Adalet ve Kalkınma Partisi (AK Parti), ilçe kongrelerinin yüzde 98’ini ve il kongrelerinin ise yüzde 80’ini tamamlayarak önemli bir başarı elde etmiştir. Bu süreçte, partinin üye sayısı 11 milyon 300 bine ulaşmıştır. Ayrıca, önümüzdeki günlerde en az dört milletvekili ve 20 belde/ilçe belediye başkanının AK Parti’ye katılacağı belirtilmektedir. Bu katılımların, AK Parti içinde gerçekleştirilecek grup toplantılarında veya 23 Şubat’ta yapılacak büyük kongrede toplu bir şekilde gerçekleşebileceği ifade edilmektedir. Kulislerde, gelecek milletvekillerinin Gelecek Partisi, Demokrasi ve Forward Party (DEVA) ve İyi Parti’den olacağı sıkça dile getirilmektedir.

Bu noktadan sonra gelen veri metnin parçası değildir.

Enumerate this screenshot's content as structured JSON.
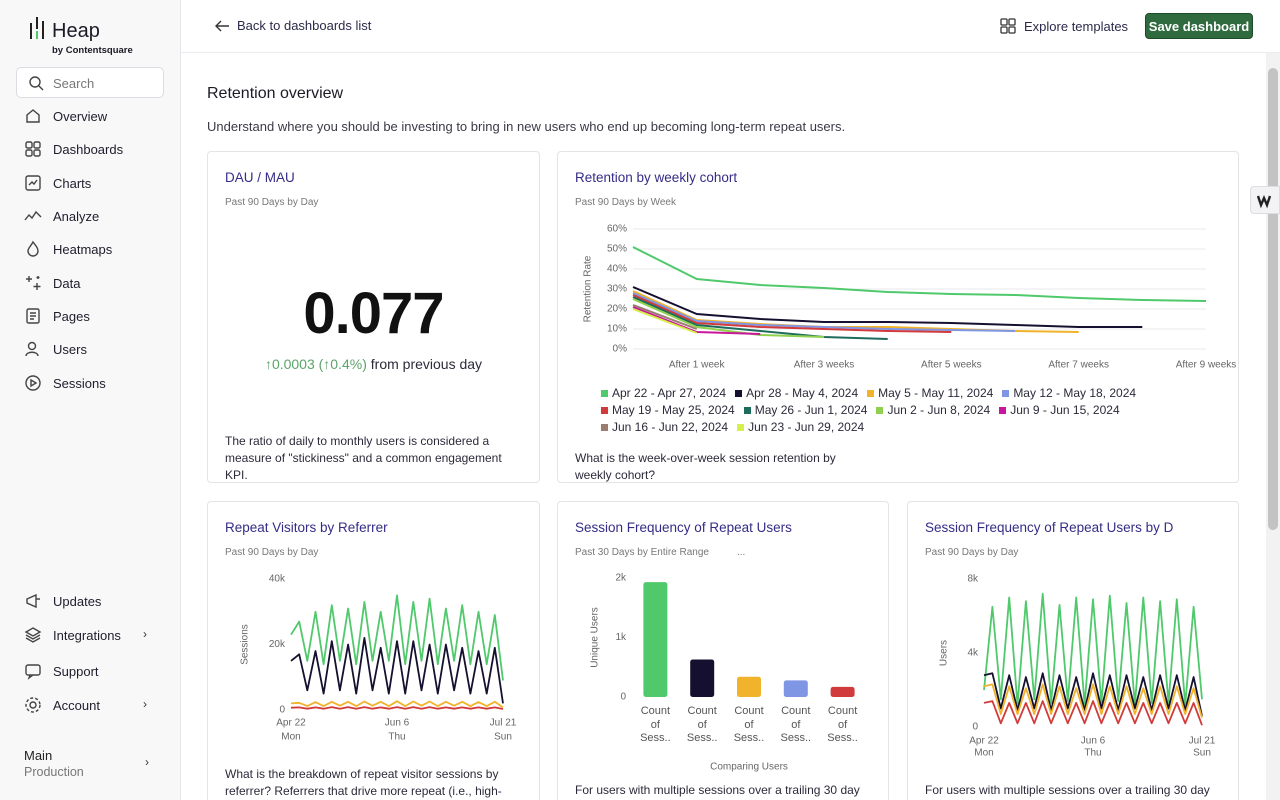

Gelişmeleri takip eden AK Parti kaynakları, katılımların her geçen gün arttığını belirterek, partilerine geleceğe dair söz söylemek isteyen tüm bireylere kapılarının açık olduğunu vurgulamaktadırlar. AK Parti’den yapılan açıklamada, “Partimize yoğun bir teveccüh var. Türkiye’de temsiliyeti en geniş siyasi partiyiz. Her farklı görüş ve inanıştan üyemiz var. Türkiye’nin temel değerlerine karşı bir duruşu olmayan herkese kapımız açık. Türkiye Yüzyılı’nda söz sahibi olmak isteyen herkesi bekliyoruz. Önümüzdeki günlerde de katılımlar sürecek ve partimiz büyümeye devam edecek,” şeklinde açıklama yapılmıştır.
Geçmişte, farklı tarihlerde istifa ederek AK Parti’ye katılan milletvekilleri arasında Dursun Ataş, Seyithan İzsiz, Ersagun Yücel, İdris Nebi Hatipoğlu (İyi Parti), Suat Pamukçu (Yeniden Refah Partisi) ve Nedim Yamalı (Gelecek Partisi) bulunmaktadır. Bu isimler, partisel geçişlerin artan bir trend içerisinde olduğunu göstermektedir. Ayrıca, 13 belediye başkanı da benzer bir süreçle AK Parti’ye katılmıştır. Bu durum, Türkiye’deki siyasi dinamiklerin değişime uğradığını ve partilerin güç dengelerinin yeniden şekillendiğini göstermektedir.
AK Parti, bu dönemde yalnızca mevcut üyeleri ile değil, aynı zamanda yeni katılımlar ile de genişleme hedefi güderek siyasetteki konumunu sağlamlaştırma amacını taşımaktadır. Partinin, mevcut siyasi atmosferde daha fazla güç kazanmayı hedeflediği ve bu amaçla çeşitli stratejiler geliştirdiği anlaşılmaktadır. Gelecek süreçte, yapılacak olan büyük kongre ve grup toplantıları, AK Parti’nin yeni katılımlarını duyurması açısından önemli bir platform olacağa benziyor.
Bu noktada, siyasi partiler arasındaki rekabetin yanı sıra, çeşitli görüş ve görüşmeme akımlarının etkisi altında bir siyasi iklim oluştuğu dikkat çekmektedir. AK Parti’nin bu yeni yönelimi, ilerleyen günlerde Türkiye siyasi sahnesinde yönlendiren bir rol üstlenmesini sağlayabilir. Muhtemel katılımların, siyasi partilerin stratejik planlarını nasıl etkileyeceği ise merakla beklenmektedir. Dolayısıyla, partiler arasındaki geçişlerin önümüzdeki dönemlerde artması kuvvetle muhtemeldir.